Ya, affluenza itu adalah timbulnya masalah moral, emosi dan kegiatan sehari-hari karena seseorang memiliki terlalu banyak kekayaan (sementara mentalnya belum siap).
Hasil penelitian terbaru yang diberitakan The Straits Times (11 Maret 2002) mengenai kekayaan keluarga-keluarga di Amerika Serikat menunjukkan bahwa keluarga kaya mulai berpikir ulang soal pewarisan harta terhadap keturunan mereka. Satu di antara lima jutawan AS menciutkan jumlah warisan mereka kepada anak-anaknya hingga ke tingkat “kelas menengah”. Contohnya, aktris Jamie Lee Curtis berkata: Saya ingin anak-anak saya punya cukup uang untuk membeli makanan di restoran, bukan membeli restorannya, lalu memecat pelayannya.
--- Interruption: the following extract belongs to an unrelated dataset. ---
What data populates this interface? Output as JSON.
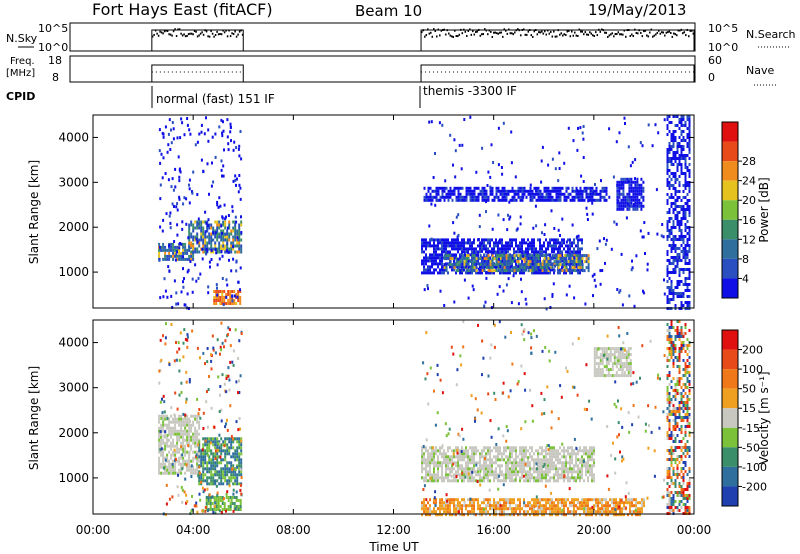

Aktris Susan Sarandon juga setuju. “Uang memang mengacaukan otak. Saya melihat banyak anak perusak di Hollywood, di sekitar kami, ketika orang tua mereka  dipenuhi dengan niat memperlihatkan rasa cintanya melalui warisan mereka”.
Menurut Charles Collier, peneliti yang jadi pengumpul dana bagi kegiatan Universitas Harvard AS, para pengusaha yang jadi jutawan atas usahanya sendiri memiliki keyakinan bahwa ada pelajaran penting yang bisa ditarik dari nasib para ahli waris “kerajaan uang”.
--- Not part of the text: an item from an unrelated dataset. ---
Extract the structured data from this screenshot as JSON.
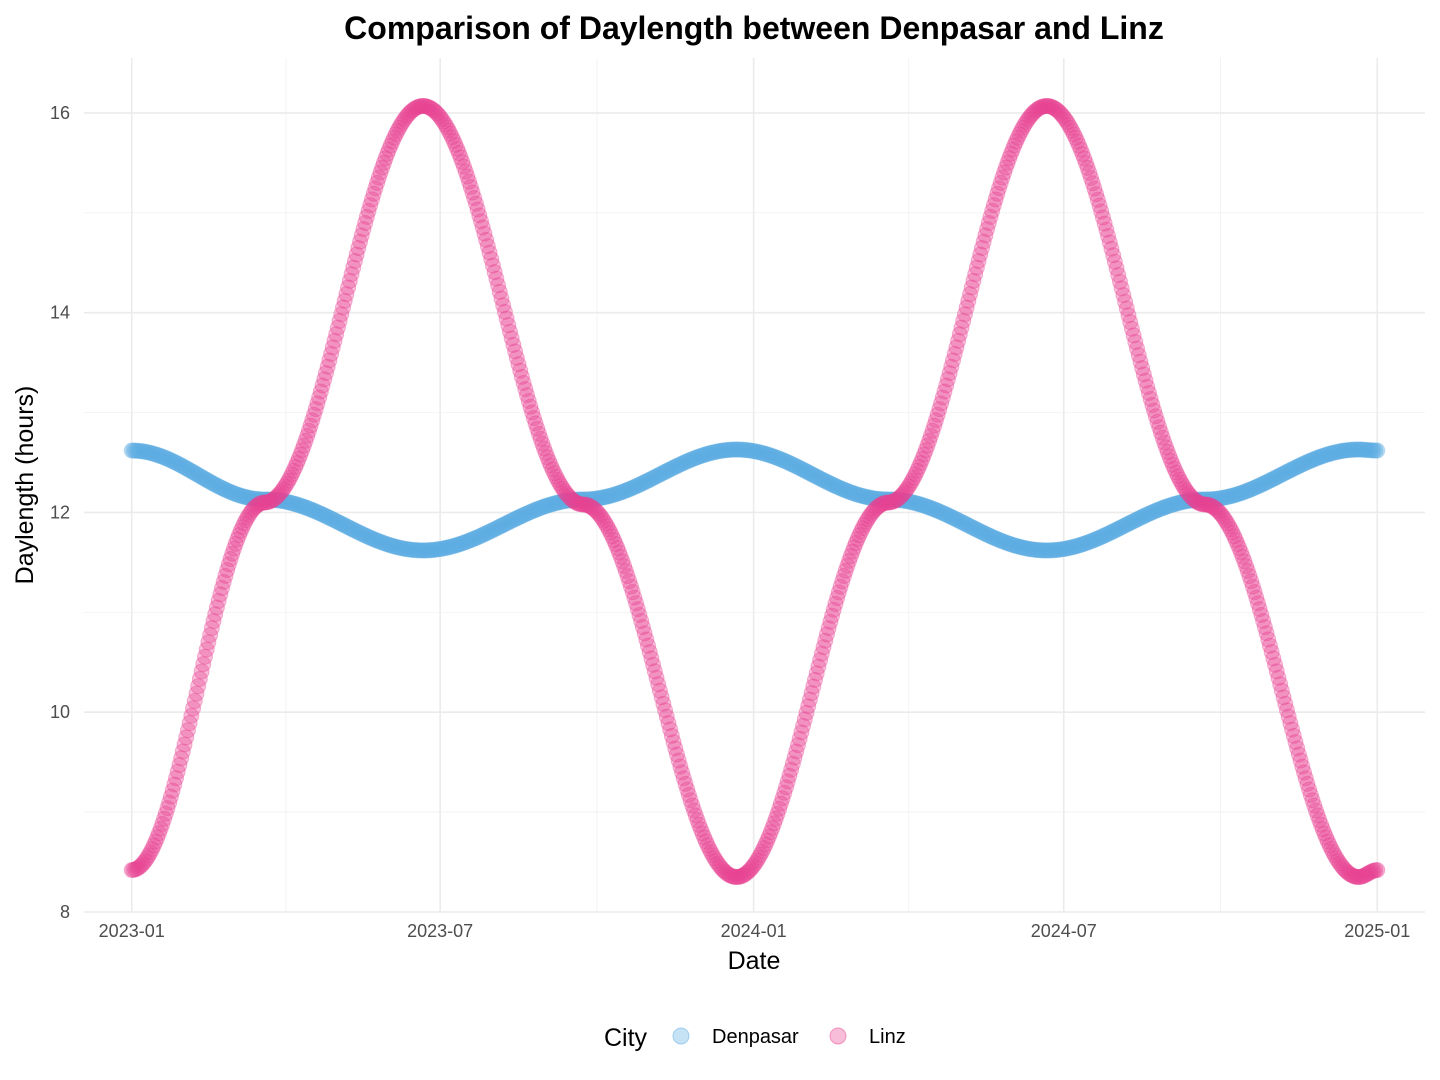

Contoh yang ditampilkan adalah Raphael de Rothschild. Dua tahun lalu Rothschild, 23 tahun, mulai menikmati warisan berupa salah satu perusahaan yang berlaba terbesar di dunia. Rupanya sulit baginya menerima cobaan berupa kelimpahan harta. Pemuda itu malah bergembira ria secara tak wajar. Dia tewas over dosis mengonsumsi heroin. Tubuhnya ditemukan orang tergeletak membeku di trotoar jalan di New York.
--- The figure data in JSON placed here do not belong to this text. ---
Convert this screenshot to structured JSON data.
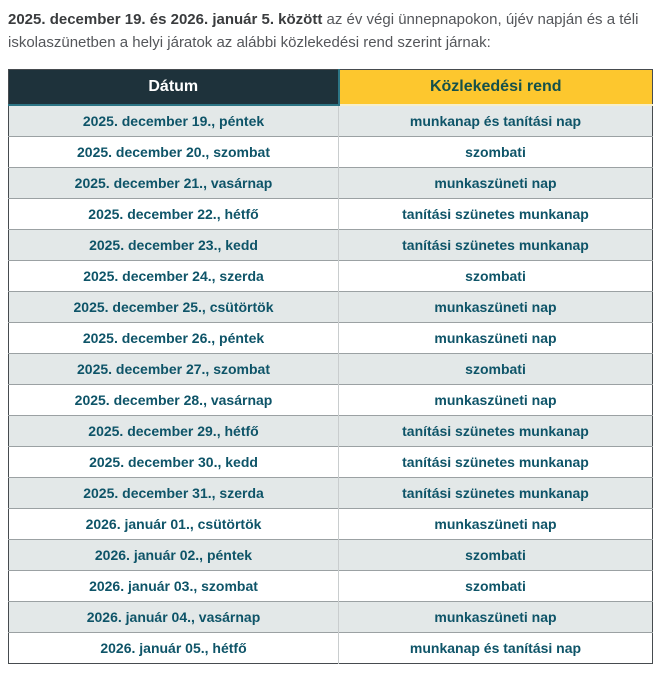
{
  "intro": {
    "bold": "2025. december 19. és 2026. január 5. között",
    "rest": " az év végi ünnepnapokon, újév napján és a téli iskolaszünetben a helyi járatok az alábbi közlekedési rend szerint járnak:"
  },
  "table": {
    "headers": [
      "Dátum",
      "Közlekedési rend"
    ],
    "rows": [
      [
        "2025. december 19., péntek",
        "munkanap és tanítási nap"
      ],
      [
        "2025. december 20., szombat",
        "szombati"
      ],
      [
        "2025. december 21., vasárnap",
        "munkaszüneti nap"
      ],
      [
        "2025. december 22., hétfő",
        "tanítási szünetes munkanap"
      ],
      [
        "2025. december 23., kedd",
        "tanítási szünetes munkanap"
      ],
      [
        "2025. december 24., szerda",
        "szombati"
      ],
      [
        "2025. december 25., csütörtök",
        "munkaszüneti nap"
      ],
      [
        "2025. december 26., péntek",
        "munkaszüneti nap"
      ],
      [
        "2025. december 27., szombat",
        "szombati"
      ],
      [
        "2025. december 28., vasárnap",
        "munkaszüneti nap"
      ],
      [
        "2025. december 29., hétfő",
        "tanítási szünetes munkanap"
      ],
      [
        "2025. december 30., kedd",
        "tanítási szünetes munkanap"
      ],
      [
        "2025. december 31., szerda",
        "tanítási szünetes munkanap"
      ],
      [
        "2026. január 01., csütörtök",
        "munkaszüneti nap"
      ],
      [
        "2026. január 02., péntek",
        "szombati"
      ],
      [
        "2026. január 03., szombat",
        "szombati"
      ],
      [
        "2026. január 04., vasárnap",
        "munkaszüneti nap"
      ],
      [
        "2026. január 05., hétfő",
        "munkanap és tanítási nap"
      ]
    ]
  },
  "colors": {
    "header_dark_bg": "#1e323b",
    "header_dark_text": "#ffffff",
    "header_accent_bg": "#fdc72e",
    "header_accent_text": "#15514b",
    "header_divider": "#2d7585",
    "row_alt_bg": "#e3e8e8",
    "row_bg": "#ffffff",
    "row_text": "#0e5468",
    "outer_border": "#464b4f",
    "row_divider": "#9ba1a3",
    "col_divider": "#c9cdce",
    "intro_text": "#54565a",
    "intro_bold": "#3a3c3e"
  }
}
Orang tua yang bijak memang harus perhatian betul soal kematangan mental dan emosi keturunannya. Jika seorang anak matang secara emosional, mental dan sosial, maka meskipun tingkat intelektualnya hanya rata-rata, anak tersebut akan dapat mencari jalan finansialnya sendiri. Dan yang lebih penting, anak itu dapat hidup tentram dan bahagia.
Ingat saja pesan orang tua kita: Ajarkan kepada anak pahitnya bekerja keras dan bercocok tanam, dan jangan cuma berikan manisnya buah hasil kerja keras kita.

(Kamis, 2 Mei 2002, ditulis di atas kereta Tegal Arum yang sedang melaju.)